Top official sources said that an increase in gas prices was again not on the part of the agenda. The sources said that PM Imran Khan will be chairing the meeting of the federal cabinet on Tuesday (today) where he will take the decision to hike the prices of gas or postpone it for time being keeping in view the rising inflationary pressures. The ECC also did not consider the prices of power sector fixation mechanism in Monday’s meeting.

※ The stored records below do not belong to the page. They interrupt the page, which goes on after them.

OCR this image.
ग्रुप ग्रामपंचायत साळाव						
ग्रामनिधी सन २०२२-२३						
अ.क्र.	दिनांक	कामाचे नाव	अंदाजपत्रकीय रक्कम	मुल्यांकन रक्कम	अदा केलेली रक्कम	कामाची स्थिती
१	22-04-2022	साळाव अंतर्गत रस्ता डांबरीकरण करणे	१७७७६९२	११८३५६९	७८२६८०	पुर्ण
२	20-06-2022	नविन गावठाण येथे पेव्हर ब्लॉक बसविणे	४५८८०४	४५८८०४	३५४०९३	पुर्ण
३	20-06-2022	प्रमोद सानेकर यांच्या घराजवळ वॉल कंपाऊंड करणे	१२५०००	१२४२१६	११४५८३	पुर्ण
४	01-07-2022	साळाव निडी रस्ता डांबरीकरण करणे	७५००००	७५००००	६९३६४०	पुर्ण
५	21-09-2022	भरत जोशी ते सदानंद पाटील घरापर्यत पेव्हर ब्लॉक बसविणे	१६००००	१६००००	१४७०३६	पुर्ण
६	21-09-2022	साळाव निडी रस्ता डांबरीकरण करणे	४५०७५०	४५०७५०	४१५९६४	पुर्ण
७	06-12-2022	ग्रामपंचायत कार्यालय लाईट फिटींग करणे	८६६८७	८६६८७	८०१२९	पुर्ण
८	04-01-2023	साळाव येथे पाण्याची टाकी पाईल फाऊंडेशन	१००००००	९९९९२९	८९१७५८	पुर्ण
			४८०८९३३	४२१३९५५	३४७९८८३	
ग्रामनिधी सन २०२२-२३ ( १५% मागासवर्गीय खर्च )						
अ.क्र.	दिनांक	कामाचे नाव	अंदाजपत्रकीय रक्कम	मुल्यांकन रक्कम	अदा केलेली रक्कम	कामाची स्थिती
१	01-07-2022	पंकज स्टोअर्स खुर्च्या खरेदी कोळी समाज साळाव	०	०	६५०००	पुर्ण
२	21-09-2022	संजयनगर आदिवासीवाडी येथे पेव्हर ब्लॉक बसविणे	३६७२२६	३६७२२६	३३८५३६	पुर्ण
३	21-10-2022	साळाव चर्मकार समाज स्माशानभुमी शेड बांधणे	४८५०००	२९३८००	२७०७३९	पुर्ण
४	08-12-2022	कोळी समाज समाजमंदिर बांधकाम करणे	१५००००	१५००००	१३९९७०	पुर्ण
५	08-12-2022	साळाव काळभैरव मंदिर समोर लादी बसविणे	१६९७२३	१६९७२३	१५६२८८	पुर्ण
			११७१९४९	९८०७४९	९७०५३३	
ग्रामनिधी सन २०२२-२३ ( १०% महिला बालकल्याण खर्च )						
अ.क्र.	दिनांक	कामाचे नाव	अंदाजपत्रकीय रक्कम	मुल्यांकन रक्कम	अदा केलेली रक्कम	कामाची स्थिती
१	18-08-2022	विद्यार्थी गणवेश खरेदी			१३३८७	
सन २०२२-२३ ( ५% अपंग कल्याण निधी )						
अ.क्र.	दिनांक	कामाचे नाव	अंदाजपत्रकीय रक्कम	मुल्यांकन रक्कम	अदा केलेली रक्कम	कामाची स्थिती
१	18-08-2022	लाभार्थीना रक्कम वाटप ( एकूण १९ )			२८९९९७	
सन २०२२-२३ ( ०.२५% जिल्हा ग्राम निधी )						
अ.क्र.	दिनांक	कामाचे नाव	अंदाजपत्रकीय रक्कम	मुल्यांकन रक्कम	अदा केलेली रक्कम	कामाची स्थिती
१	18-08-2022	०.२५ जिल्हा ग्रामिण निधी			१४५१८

The ECC witnessed a heated debate among different ministries for more than one hour but it was told during the meeting that the landed cost of sugar would be standing at Rs62 per kg after taking heavy toll of Rs14 billion in the shape of taxes by abolishing all taxes, including the Regulatory Duty at 40 percent, GST at the rate of 17 percent and 7 percent Withholding Tax and Customs Duty. The commodity prices in the international market are witnessing a surge, so it was assessed that the price of sugar might go up and touch Rs79 per kg in coming weeks and months.
The total consumption of sweetener stood at 5.7 million tons, including 480,000 tons on monthly basis. The ECC was told that there were stocks of 2 million tons, so sufficient stocks could meet domestic requirements, including for upcoming Ramadan.

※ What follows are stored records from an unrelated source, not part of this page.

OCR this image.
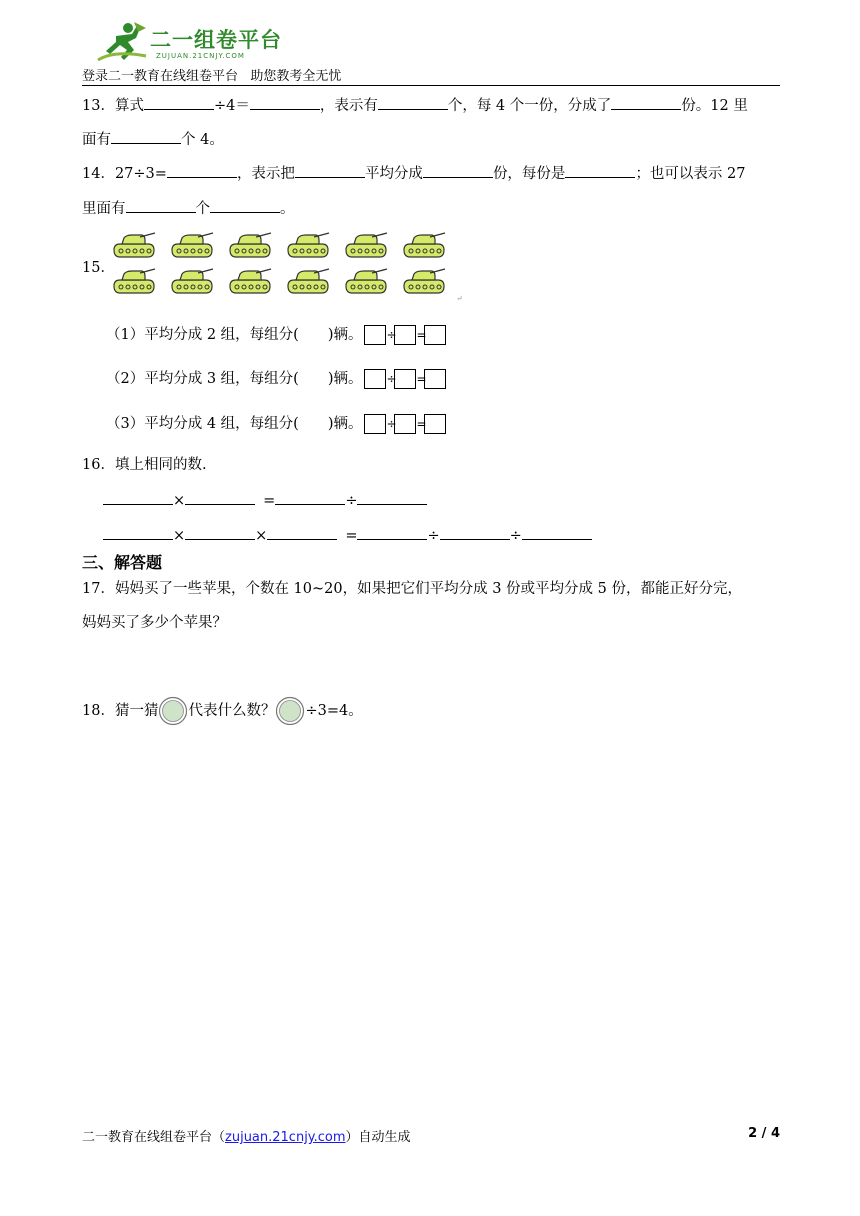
二一组卷平台
ZUJUAN.21CNJY.COM
登录二一教育在线组卷平台   助您教考全无忧
13．算式	÷4＝	，表示有	个，每 4 个一份，分成了	份。12 里
面有	个 4。
14．27÷3=	，表示把	平均分成	份，每份是	；也可以表示 27
里面有	个	。
15．
↵
（1）平均分成 2 组，每组分(　　)辆。 ÷ =
（2）平均分成 3 组，每组分(　　)辆。 ÷ =
（3）平均分成 4 组，每组分(　　)辆。 ÷ =
16．填上相同的数.
×	=	÷
×	×	=	÷	÷
三、解答题
17．妈妈买了一些苹果，个数在 10~20，如果把它们平均分成 3 份或平均分成 5 份，都能正好分完，
妈妈买了多少个苹果？
18．猜一猜 代表什么数？ ÷3=4。
二一教育在线组卷平台（zujuan.21cnjy.com）自动生成	2 / 4
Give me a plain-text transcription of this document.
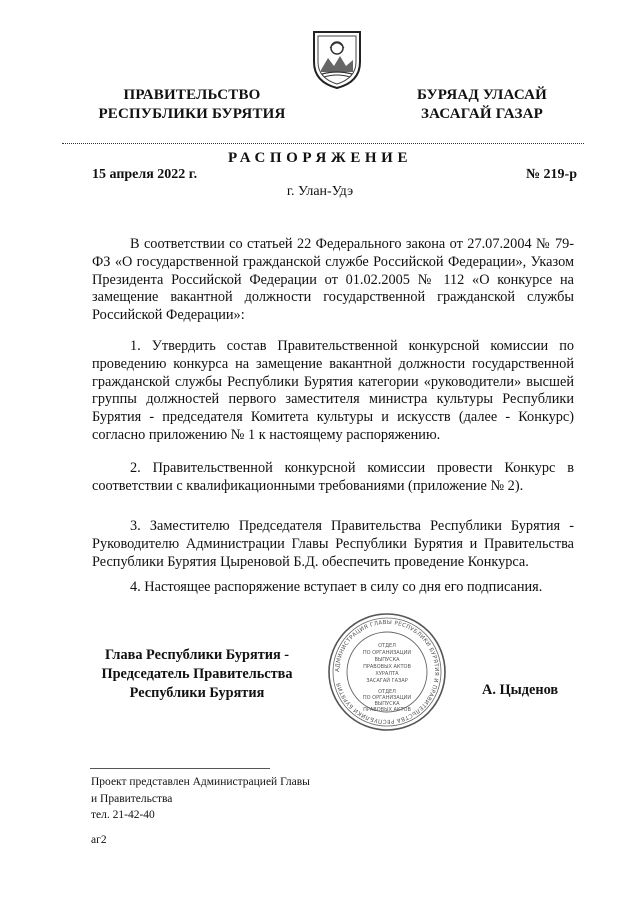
ПРАВИТЕЛЬСТВО
РЕСПУБЛИКИ БУРЯТИЯ
БУРЯАД УЛАСАЙ
ЗАСАГАЙ ГАЗАР
РАСПОРЯЖЕНИЕ
15 апреля 2022 г.	№ 219-р
г. Улан-Удэ

В соответствии со статьей 22 Федерального закона от 27.07.2004 № 79-ФЗ «О государственной гражданской службе Российской Федерации», Указом Президента Российской Федерации от 01.02.2005 № 112 «О конкурсе на замещение вакантной должности государственной гражданской службы Российской Федерации»:

1. Утвердить состав Правительственной конкурсной комиссии по проведению конкурса на замещение вакантной должности государственной гражданской службы Республики Бурятия категории «руководители» высшей группы должностей первого заместителя министра культуры Республики Бурятия - председателя Комитета культуры и искусств (далее - Конкурс) согласно приложению № 1 к настоящему распоряжению.

2. Правительственной конкурсной комиссии провести Конкурс в соответствии с квалификационными требованиями (приложение № 2).

3. Заместителю Председателя Правительства Республики Бурятия - Руководителю Администрации Главы Республики Бурятия и Правительства Республики Бурятия Цыреновой Б.Д. обеспечить проведение Конкурса.

4. Настоящее распоряжение вступает в силу со дня его подписания.

Глава Республики Бурятия -
Председатель Правительства
Республики Бурятия
АДМИНИСТРАЦИЯ ГЛАВЫ РЕСПУБЛИКИ БУРЯТИЯ И ПРАВИТЕЛЬСТВА РЕСПУБЛИКИ БУРЯТИЯ
ОТДЕЛ
ПО ОРГАНИЗАЦИИ
ВЫПУСКА
ПРАВОВЫХ АКТОВ
ХУРАЛТА
ЗАСАГАЙ ГАЗАР
ОТДЕЛ
ПО ОРГАНИЗАЦИИ
ВЫПУСКА
ПРАВОВЫХ АКТОВ
А. Цыденов
Проект представлен Администрацией Главы
и Правительства
тел. 21-42-40
аг2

Now the question arises that the sugarcane price fixed by the provinces increased from Rs180 to Rs190 per 40 kg but the prices of sugar had already crossed from Rs55 per kg to Rs85 per kg. Who has earned lofty profits among the sugar barons that exist in all mainstream political parties?
With the increased GST on sugar from 8 to 17 percent, it caused a hike in the prices by over Rs5 per kg, so the prices should have increased from Rs55 to 60 per kg. But the prices skyrocketed and touched in the range of Rs80 to 85 per kg in retail market.
The ECC was given a briefing by the Ministry of Industries and Production on the current situation of sugar supply in the country. It was told that adequate stocks of sugar are available in the country but prices in both domestic and international market are showing an upward trend. In order to maintain the prices in the domestic market, the ECC banned the export of sugar.
The ECC further directed that in case there is considerable decrease in available stocks, the ECC would be willing to reconsider the proposal for import of sugar as well as removal of tariff and taxes on subject import. The members of the ECC were all convinced that there are adequate stocks of sugar available in the country and there is currently no compelling reason to import the commodity in the country. The ECC was told that there are 1.719 million tons of sugar stocks available with the mills. The ECC also directed the ministry to talk to the provincial governments to control price of commodity in the country as it is a provincial subject.
The ECC also approved the request by the Ministry of Law and Justice for a technical supplementary grant of US$1 million equivalent to Pak rupees as legal and miscellaneous expenses in the case of Reko-Diq. The ECC also directed the ministry to give a detailed briefing on the details of the case in the next meeting. An official statement issued by the Finance Ministry on Monday stated that Adviser to the Prime Minister on Finance and Revenue Dr. Abdul Hafeez Shaikh chaired the meeting of the Economic Coordination Committee of the Cabinet this afternoon.
The ECC considered and approved the Technical Supplementary Grant for release of funds amounting to Rs3,300 million during FY 2019-20 in respect of the project tilted “Prime Minister’s Special Package to implement Skill for All strategy as catalyst for TVET sector development in Pakistan.”
The ECC also approved the continuation of funding facility to the ISGS. It was decided that the loan agreement between the ISGS and GHPL be approved for a period of one year. Any extension thereafter be subject to progress on the undertaken projects and as soon as the first project reaches closure, the ISGS needs to become financially self-sustaining and after closure of the project it will also put forward a business plan on returning the loan.